In his second edition, Paul Spike speaks of reading Taylor Branch's prize-winning biography of Dr. King. He writes, “Secret fears and hatreds had abruptly stifled grief. Jack Pratt, the general counsel hired by Spike in 1963...” for the Council's Race Commission, “...warned that public resolution was 'the last thing" his colleagues should seek... [the death] with homosexual literature nearby... these alien clues suggested an unspeakable plot to smear the victim, until Pratt made clear that any trial would unearth a forbidden world along with a few witting clergy who had shared, restrained or protected Spike's furtive liaisons with men.” Branch reported that the results of Pratt's report: “...unnerved church officials [to] shut down the inquiry for damage control...” James F. Findlay wrote that “a certain quietness descended in church circles to blot out further discussion of his work in the sixties.” 13
At the time of Dr. Spike's death I was a young seminarian at a United Church of Christ and American Baptist school. He was a hero to us before his death, we were shocked at the murder. But soon thereafter found our school acting as if he had never existed
When the marriage equality movement began, Ambassador and minister Andrew Young, Dr. King's right-hand man, spoke to the United Church of Christ General Synod offering strong support. He said, “Most people do not know that many of the people who helped in central parts of the Civil Rights movement were lesbian or gay. Some worked in national settings at that time for they could survive more in the big city than in local churches. After the work that they have done I feel I should return the favor, and encourage support for their Civil Rights as well.” 14
Robert Spike died three years before the Stonewall riots. His tragic death at the age of 42 denied him the opportunity to explain his own life to us. He cared for his wife, and he loved his sons. We do not know if he would have considered himself to be bisexual, gay, or troubled or confused in that secretive and oppressive time. Yet his unfailing and energetic work on behalf of others should be honored and respected by all.

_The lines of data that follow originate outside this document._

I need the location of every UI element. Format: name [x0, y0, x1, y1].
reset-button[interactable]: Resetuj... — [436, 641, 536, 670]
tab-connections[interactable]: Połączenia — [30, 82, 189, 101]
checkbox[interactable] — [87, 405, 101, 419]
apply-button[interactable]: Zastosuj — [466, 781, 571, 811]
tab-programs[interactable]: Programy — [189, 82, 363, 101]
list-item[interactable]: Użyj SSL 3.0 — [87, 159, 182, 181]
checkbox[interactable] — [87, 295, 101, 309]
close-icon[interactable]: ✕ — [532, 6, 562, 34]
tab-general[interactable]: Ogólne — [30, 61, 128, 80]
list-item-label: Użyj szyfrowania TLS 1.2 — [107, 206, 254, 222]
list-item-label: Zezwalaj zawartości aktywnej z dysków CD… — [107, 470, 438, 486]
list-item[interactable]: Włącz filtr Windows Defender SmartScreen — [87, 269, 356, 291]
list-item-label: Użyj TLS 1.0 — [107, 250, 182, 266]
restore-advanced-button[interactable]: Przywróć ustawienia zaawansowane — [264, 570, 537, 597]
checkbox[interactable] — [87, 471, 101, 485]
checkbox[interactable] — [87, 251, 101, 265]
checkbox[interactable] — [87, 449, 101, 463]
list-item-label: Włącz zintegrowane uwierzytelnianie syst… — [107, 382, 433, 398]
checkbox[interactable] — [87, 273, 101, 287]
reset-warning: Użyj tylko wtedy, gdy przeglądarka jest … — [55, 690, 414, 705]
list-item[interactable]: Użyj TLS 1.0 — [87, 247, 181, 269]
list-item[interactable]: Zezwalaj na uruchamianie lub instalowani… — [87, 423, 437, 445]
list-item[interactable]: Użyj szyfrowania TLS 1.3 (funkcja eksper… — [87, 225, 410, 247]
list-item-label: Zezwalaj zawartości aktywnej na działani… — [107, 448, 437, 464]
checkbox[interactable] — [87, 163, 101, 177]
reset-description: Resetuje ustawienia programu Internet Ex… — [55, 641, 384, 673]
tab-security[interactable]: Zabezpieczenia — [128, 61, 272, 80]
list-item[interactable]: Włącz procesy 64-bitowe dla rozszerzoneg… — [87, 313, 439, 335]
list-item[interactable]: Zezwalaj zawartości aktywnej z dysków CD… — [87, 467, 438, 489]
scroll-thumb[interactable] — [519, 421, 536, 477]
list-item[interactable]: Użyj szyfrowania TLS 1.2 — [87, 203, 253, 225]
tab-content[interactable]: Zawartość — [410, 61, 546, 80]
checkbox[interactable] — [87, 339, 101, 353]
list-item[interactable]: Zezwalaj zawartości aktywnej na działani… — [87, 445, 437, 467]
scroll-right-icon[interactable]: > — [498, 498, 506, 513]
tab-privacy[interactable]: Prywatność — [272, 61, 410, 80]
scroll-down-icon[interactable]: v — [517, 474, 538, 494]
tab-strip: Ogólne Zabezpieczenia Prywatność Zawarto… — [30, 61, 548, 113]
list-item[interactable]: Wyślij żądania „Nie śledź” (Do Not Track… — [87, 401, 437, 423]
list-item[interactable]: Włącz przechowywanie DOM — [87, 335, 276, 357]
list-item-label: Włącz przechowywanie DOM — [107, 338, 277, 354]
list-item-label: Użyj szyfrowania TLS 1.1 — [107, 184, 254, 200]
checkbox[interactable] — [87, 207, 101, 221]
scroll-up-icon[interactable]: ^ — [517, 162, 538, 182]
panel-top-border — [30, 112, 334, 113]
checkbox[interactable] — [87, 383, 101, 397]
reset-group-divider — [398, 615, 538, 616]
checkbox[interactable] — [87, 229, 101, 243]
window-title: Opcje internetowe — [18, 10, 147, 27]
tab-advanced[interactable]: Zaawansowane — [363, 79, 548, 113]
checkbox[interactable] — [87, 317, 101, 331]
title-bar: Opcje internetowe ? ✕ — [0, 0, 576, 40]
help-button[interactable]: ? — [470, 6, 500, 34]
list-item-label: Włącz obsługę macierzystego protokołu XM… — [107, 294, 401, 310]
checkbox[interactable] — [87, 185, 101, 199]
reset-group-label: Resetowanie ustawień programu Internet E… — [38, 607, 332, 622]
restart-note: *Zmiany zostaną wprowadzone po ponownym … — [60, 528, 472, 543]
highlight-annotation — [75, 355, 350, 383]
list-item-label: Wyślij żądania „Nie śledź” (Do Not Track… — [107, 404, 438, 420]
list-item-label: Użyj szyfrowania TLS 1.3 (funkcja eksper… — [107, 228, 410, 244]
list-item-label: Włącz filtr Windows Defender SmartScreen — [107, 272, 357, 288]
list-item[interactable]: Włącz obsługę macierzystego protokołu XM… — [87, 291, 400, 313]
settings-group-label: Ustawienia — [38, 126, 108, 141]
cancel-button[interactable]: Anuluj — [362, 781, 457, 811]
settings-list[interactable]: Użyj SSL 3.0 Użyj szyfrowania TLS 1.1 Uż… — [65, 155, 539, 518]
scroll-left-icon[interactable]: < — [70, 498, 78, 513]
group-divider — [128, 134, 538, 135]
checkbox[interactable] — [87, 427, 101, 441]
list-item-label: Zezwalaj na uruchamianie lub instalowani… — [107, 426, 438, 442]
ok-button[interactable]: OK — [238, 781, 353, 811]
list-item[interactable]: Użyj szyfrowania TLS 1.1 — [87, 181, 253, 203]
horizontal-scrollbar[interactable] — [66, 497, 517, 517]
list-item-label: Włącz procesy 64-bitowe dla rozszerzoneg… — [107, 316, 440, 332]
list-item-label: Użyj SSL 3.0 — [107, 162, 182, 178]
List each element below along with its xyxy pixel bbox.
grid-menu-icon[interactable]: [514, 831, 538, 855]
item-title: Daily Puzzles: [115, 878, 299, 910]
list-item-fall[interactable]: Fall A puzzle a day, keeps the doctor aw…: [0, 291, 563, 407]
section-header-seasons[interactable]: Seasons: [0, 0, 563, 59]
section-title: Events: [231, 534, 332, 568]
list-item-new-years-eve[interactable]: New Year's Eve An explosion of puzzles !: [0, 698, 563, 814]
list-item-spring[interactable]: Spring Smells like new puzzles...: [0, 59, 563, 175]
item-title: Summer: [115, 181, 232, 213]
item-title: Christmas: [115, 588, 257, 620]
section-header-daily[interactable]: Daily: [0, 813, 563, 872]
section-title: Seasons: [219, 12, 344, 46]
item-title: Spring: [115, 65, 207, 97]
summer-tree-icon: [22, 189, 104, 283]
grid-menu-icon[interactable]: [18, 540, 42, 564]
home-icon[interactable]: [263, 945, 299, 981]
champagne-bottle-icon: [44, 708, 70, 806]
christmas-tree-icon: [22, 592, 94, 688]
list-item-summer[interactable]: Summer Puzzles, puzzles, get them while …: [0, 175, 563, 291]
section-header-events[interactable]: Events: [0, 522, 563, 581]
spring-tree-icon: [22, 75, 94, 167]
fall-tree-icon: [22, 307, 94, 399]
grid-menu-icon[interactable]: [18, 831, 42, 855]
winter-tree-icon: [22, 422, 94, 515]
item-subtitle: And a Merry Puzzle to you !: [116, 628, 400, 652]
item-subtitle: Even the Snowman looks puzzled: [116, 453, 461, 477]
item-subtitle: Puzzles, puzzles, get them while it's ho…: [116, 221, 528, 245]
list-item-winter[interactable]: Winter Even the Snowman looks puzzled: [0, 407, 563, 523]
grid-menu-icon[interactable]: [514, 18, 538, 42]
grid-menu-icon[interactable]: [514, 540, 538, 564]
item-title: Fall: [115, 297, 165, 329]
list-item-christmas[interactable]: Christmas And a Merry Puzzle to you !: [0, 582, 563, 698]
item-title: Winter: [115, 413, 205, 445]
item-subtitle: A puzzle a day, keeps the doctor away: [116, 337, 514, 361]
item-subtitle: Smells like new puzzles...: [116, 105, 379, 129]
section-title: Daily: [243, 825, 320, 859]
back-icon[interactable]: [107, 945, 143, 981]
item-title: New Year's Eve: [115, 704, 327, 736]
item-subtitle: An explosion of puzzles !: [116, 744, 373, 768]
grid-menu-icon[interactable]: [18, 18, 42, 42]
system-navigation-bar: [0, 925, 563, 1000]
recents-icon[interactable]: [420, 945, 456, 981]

Dr. Spike's publications include In but not of the World (1957); Safe in Bondage (1960); To Be a Man (1961); Civil Rights Must Model for Mission (1965); and The Freedom Revolution and the Churches (1965). His papers are housed at the Hanna Holborn Gray Special Collections Research Center at the University of Chicago Library. A smaller collection focusing on the Freedom Summer of 1964 is at the Wisconsin Historical Society.
(This biographical statement was written by Richard H. Taylor and was edited by Paul Spike.)
1 See Margaret Bendroth, Good and Mad: Mainline Protestant Churchwomen, 1920-1980, (Oxford University Press, 2023) p.144. Dr. Bendroth also cites historian James Findlay.
2 Quoted in Paul Spike, Photographs of My Father: A Lost Narrative from the Civil Rights Era, (Cinco Puntos Press, 2016, 2 nd Edition) pp.179-180.
3 Ibid., back cover review.
4 Ibid., pp.143-148.
5 Ibid., p.151.
6 Ibid., pp.165-167.
7 Ibid., p.155.
8 Ibid., p.174.
9 Ibid., p.176
10 Ibid., pp.179-182, and back cover review.
11 Ibid., pp.184-185.
12 Ibid., p.195.
13 Ibid., pp.216-217. The Findlay quote is quoted from his book, Church People in the Struggle.
14 Quote from Ambassador Young, verified by him through the good aid of his daughter Lisa Alston, January 21, 2024.